While Vancouver’s at-large electoral system tends to produce wildly disproportionate results, it also offers voters the chance to mix it up by selecting candidates from across multiple parties. What follows are the selections of yours truly.

Mayor:

  • Meena Wong (COPE)

City Council:

  • Audrey Siegl (COPE)
  • Niki Sharma (Vision)
  • Andrea Reimer (Vision)
  • Wilson Munoz (COPE)
  • Pete Fry (Green)
  • Sid Chow Tan (COPE)
  • Adriane Carr (Green)
  • Cleta Brown (Green)
  • Lisa Barrett (COPE)
  • RJ Aquino (OneCity)

Park Board:

  • Michael Wiebe (Green)
  • Anita Romaniuk (COPE)
  • Imtiaz Popat (COPE)
  • Stuart Mackinnon (Green)
  • Trevor Loke (Vision)
  • Urooba Jamal (COPE)
  • Jamie Lee Hamilton (IDEA)

School Board:

  • Allan Wong (Vision)
  • Ilana Shecter (COPE)
  • Mischa Oak (Green)
  • Kombii Nanjalah (COPE)
  • Janet Fraser (Green)
  • Diana Day (COPE)
  • Ken Clement (Vision)
  • Jane Bouey (Public Education Project)
  • Patti Bacchus (Vision)

Capital Plan Borrowing Questions 1, 2, and 3:

  • Yes, Yes, and Yes

Election day is November 15th. Advance voting is already underway here in Vancouver and continues through the 12th.

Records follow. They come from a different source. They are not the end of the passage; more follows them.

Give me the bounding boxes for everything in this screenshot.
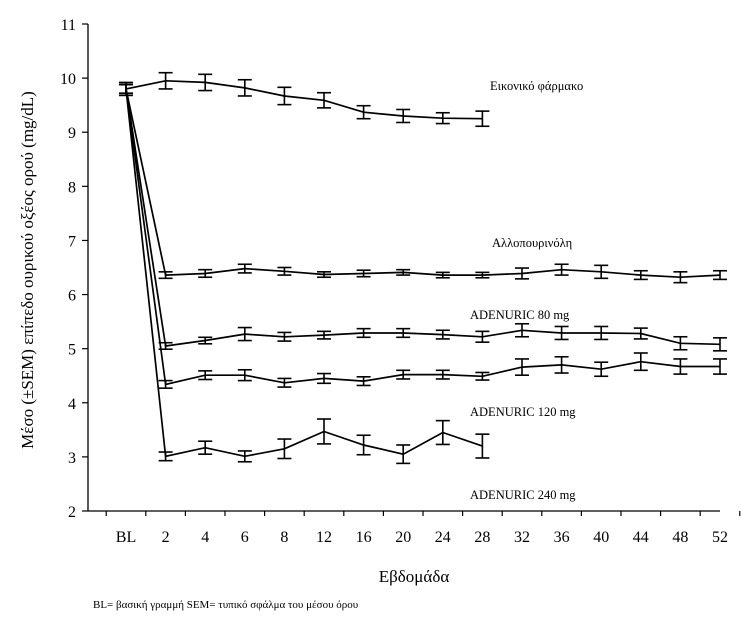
series-Αλλοπουρινόλη: [119, 83, 727, 284]
y-tick-label: 9: [68, 125, 76, 142]
x-tick-label: 16: [356, 529, 372, 546]
y-tick-label: 8: [68, 179, 76, 196]
footnote: BL= βασική γραμμή SEM= τυπικό σφάλμα του…: [93, 599, 359, 611]
series-line: [125, 88, 721, 279]
y-tick-label: 10: [60, 71, 76, 88]
x-tick-label: 52: [712, 529, 728, 546]
series-label: ADENURIC 120 mg: [470, 405, 576, 419]
series-ADENURIC-80-mg: [119, 83, 727, 352]
x-tick-label: 44: [633, 529, 649, 546]
series-label: Εικονικό φάρμακο: [490, 79, 583, 93]
series-line: [125, 88, 721, 347]
x-tick-label: 36: [554, 529, 570, 546]
x-tick-label: 40: [593, 529, 609, 546]
series-Εικονικό-φάρμακο: [119, 71, 490, 128]
y-tick-label: 5: [68, 342, 76, 359]
y-tick-label: 2: [68, 504, 76, 521]
y-tick-label: 4: [68, 396, 76, 413]
y-tick-label: 3: [68, 450, 76, 467]
x-tick-label: 20: [395, 529, 411, 546]
x-tick-label: 48: [672, 529, 688, 546]
series-ADENURIC-120-mg: [119, 83, 727, 389]
x-tick-label: 6: [241, 529, 249, 546]
axes: [87, 24, 720, 512]
series-labels: Εικονικό φάρμακο Αλλοπουρινόλη ADENURIC 80…: [470, 79, 583, 502]
x-tick-label: 12: [316, 529, 332, 546]
series-lines: [119, 71, 727, 465]
series-ADENURIC-240-mg: [119, 83, 490, 465]
x-tick-label: 32: [514, 529, 530, 546]
series-line: [125, 88, 483, 458]
y-tick-label: 11: [61, 17, 76, 34]
y-tick-label: 6: [68, 288, 76, 305]
y-tick-label: 7: [68, 233, 76, 250]
series-line: [125, 79, 483, 120]
series-line: [125, 88, 720, 386]
y-axis-ticks: 2 3 4 5 6 7 8 9 10 11: [60, 17, 88, 521]
y-axis-title: Μέσο (±SEM) επίπεδο ουρικού οξέος ορού (…: [18, 91, 37, 449]
x-tick-label: 2: [162, 529, 170, 546]
series-label: ADENURIC 240 mg: [470, 488, 576, 502]
x-tick-label: BL: [116, 529, 136, 546]
series-label: ADENURIC 80 mg: [470, 308, 570, 322]
x-axis-title: Εβδομάδα: [379, 567, 450, 586]
x-tick-label: 24: [435, 529, 451, 546]
x-tick-label: 4: [201, 529, 209, 546]
series-label: Αλλοπουρινόλη: [492, 236, 572, 250]
x-axis-ticks: BL 2 4 6 8 12 16 20 24 28 32 36 40 44 48 52: [105, 511, 741, 546]
x-tick-label: 8: [280, 529, 288, 546]
x-tick-label: 28: [474, 529, 490, 546]
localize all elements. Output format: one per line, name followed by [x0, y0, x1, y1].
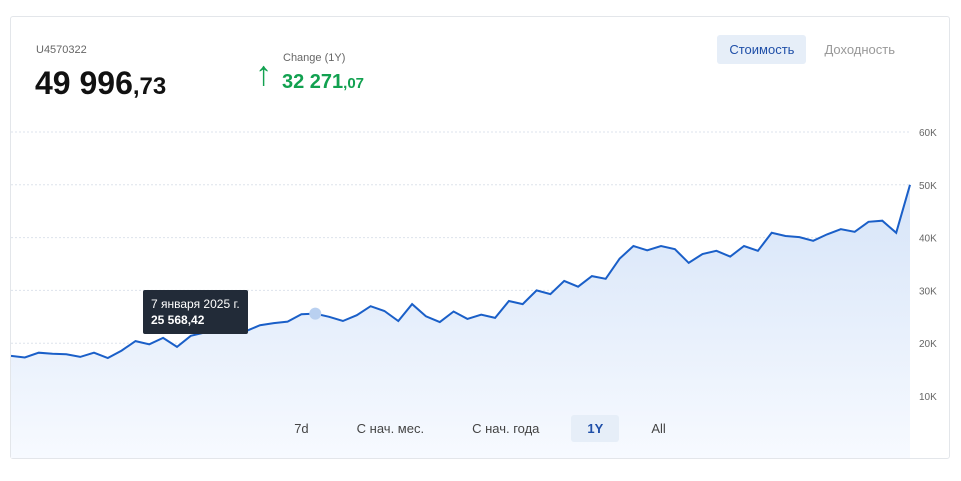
y-tick-label: 10K — [919, 392, 937, 403]
total-int: 49 996 — [35, 65, 133, 101]
range-all[interactable]: All — [651, 421, 666, 436]
chart-area — [11, 184, 910, 458]
arrow-up-icon: ↑ — [255, 55, 272, 93]
change-label: Change (1Y) — [283, 52, 346, 64]
mode-yield-button[interactable]: Доходность — [824, 42, 895, 57]
range-1y[interactable]: 1Y — [571, 415, 620, 442]
portfolio-card: U4570322 49 996,73 ↑ Change (1Y) 32 271,… — [10, 16, 950, 459]
y-tick-label: 20K — [919, 339, 937, 350]
change-value: 32 271,07 — [282, 71, 364, 94]
y-tick-label: 50K — [919, 181, 937, 192]
tooltip-date: 7 января 2025 г. — [151, 297, 240, 311]
value-chart[interactable]: 10K 20K 30K 40K 50K 60K — [11, 17, 949, 458]
tooltip-value: 25 568,42 — [151, 313, 205, 327]
total-value: 49 996,73 — [35, 65, 166, 102]
y-tick-label: 30K — [919, 286, 937, 297]
change-dec: ,07 — [343, 75, 365, 92]
hover-point — [309, 307, 322, 320]
range-month[interactable]: С нач. мес. — [356, 421, 425, 436]
range-ytd[interactable]: С нач. года — [472, 421, 540, 436]
change-int: 32 271 — [282, 71, 344, 93]
chart-line — [11, 184, 911, 360]
mode-value-button[interactable]: Стоимость — [717, 35, 807, 64]
mode-toggle: Стоимость Доходность — [717, 35, 907, 64]
range-selector: 7d С нач. мес. С нач. года 1Y All — [11, 415, 949, 442]
y-tick-label: 40K — [919, 234, 937, 245]
range-7d[interactable]: 7d — [294, 421, 309, 436]
total-dec: ,73 — [132, 73, 167, 100]
chart-tooltip: 7 января 2025 г. 25 568,42 — [143, 290, 248, 334]
y-tick-label: 60K — [919, 128, 937, 139]
account-id: U4570322 — [36, 44, 87, 56]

All the information you need to take part can be found on the city’s website. In 2011, barely one-third of registered voters turned out. Surely we need to do better this time.

Get out there and vote!

2 thoughts on “Some Thoughts on the Vancouver Election … Plus Endorsements!

  1. Don’t be selling the juice magnate short. He still has 56 days left to meet his goal for ending homelessness. Tis the season of miracles that we are coming in to, after all.

    Apart from that, thanks for your informed and thoughtful review.